New market data shows that the iPad and Android-powered slates may be taking a bigger bite of the PC market than expected.
The worldwide market for personal computers unexpectedly contracted for the first time in six quarters in the face of stiff competition from trendy tablet-style devices, according to new data from market watchers. The numbers confirm for the first time what many in the industry already suspected—that Apple's iPad and Google Android-powered tablets are seriously disrupting the Windows PC market.
Gartner said global PC sales declined 1.1% year over year in the first quarter, while IDC, which uses a different methodology, saw a falloff of 3.2%. Analysts at both firms said users' embrace of new, tablet-style devices was the major reason for the drop in PC sales.
"Weak demand for consumer PCs was the main inhibitor of growth," said Mikako Kitigawa, principal analyst at Gartner, in a statement. "Low prices for consumer PCs, which had long stimulated growth, no longer attracted buyers. Instead, consumers turned their attention to media tablets and other consumer electronics."
Fueling the PC market's decline is the fact that PCs have changed little in recent years, while tablets offer a sleek, portable form factor that provides an easy on ramp to what consumers use most: the Web, e-mail, and social media apps.
"Macroeconomic forces can explain some of the ebb and flow of the PC business, but the real question PC vendors have to think hard about is how to enable a compelling user experience that can justify spending on the added horsepower," said IDC senior research analyst Jay Chou, in a statement.
The news comes as a blow to traditional PC makers like Hewlett-Packard and Dell, and also to Windows developer Microsoft, which is scheduled to report first quarter earnings on April 28.
HP still leads the worldwide PC market with a share that stands at about 18%, but saw shipments decline 2.8% in the quarter according to IDC, or 3.4% according to Gartner. Number two player Dell, whose share stands at about 12%, saw a drop off of 1.8% or 2.2%, according to IDC and Gartner, respectively.
The only major vendors that saw shipments increase during the period were Asian manufacturers Lenovo and Toshiba, both of which took advantage of growth in the Asia-Pacific market.
On the plus side for Microsoft and its OEM partners is the fact that PC sales increased in the business computing market "steadily," according to Gartner. "Without the professional segment growth, the PC market could have experienced one of the worst declines in its recent history," Gartner said.
Still, the corporate IT market may only offer the Windows ecosystem temporary insulation from tablets.

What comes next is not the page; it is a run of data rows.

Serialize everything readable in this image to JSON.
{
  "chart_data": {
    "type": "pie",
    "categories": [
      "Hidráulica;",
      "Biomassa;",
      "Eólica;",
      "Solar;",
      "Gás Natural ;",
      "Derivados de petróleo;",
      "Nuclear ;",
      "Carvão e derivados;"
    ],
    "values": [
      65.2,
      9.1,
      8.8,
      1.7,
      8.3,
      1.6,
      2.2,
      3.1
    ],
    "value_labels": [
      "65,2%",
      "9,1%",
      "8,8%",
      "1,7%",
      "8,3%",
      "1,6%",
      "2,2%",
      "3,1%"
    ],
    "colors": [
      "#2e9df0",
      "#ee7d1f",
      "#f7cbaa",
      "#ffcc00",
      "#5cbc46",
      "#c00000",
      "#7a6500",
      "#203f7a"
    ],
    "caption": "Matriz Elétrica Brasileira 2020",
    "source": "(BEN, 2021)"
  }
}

An increasing number of workers are bringing the devices they prefer to use at home to the office, and CIOs are backing the trend.
CIOs "are more willing to see that they don't need to supply and manage every device that employees use at work," said Gartner research VP David Willis, in a recent bulletin. "Consumerization is here to stay, and moving very fast. If you can think of an application for tablets, your competition may well be thinking in the same way—and acting on it. It is time to explore the use of media tablets in business."
Microsoft officials insist they have not given up on slates.
The Windows 8 family, which could be released any time between October 2011 and October 2012, will include a version that's engineered to run on UK-based ARM's mobile processors, which have become the chip of choice for tablet makers.
In the meantime, the PC market could face more declines as consumers and workers find more uses for tablets and as new models, such as RIM's PlayBook and the iPad 2, emerge.
"With the launch of the iPad 2 in February, more consumers either switched to buying an alternative device, or simply held back from buying PCs," said Gartner's Kitagawa.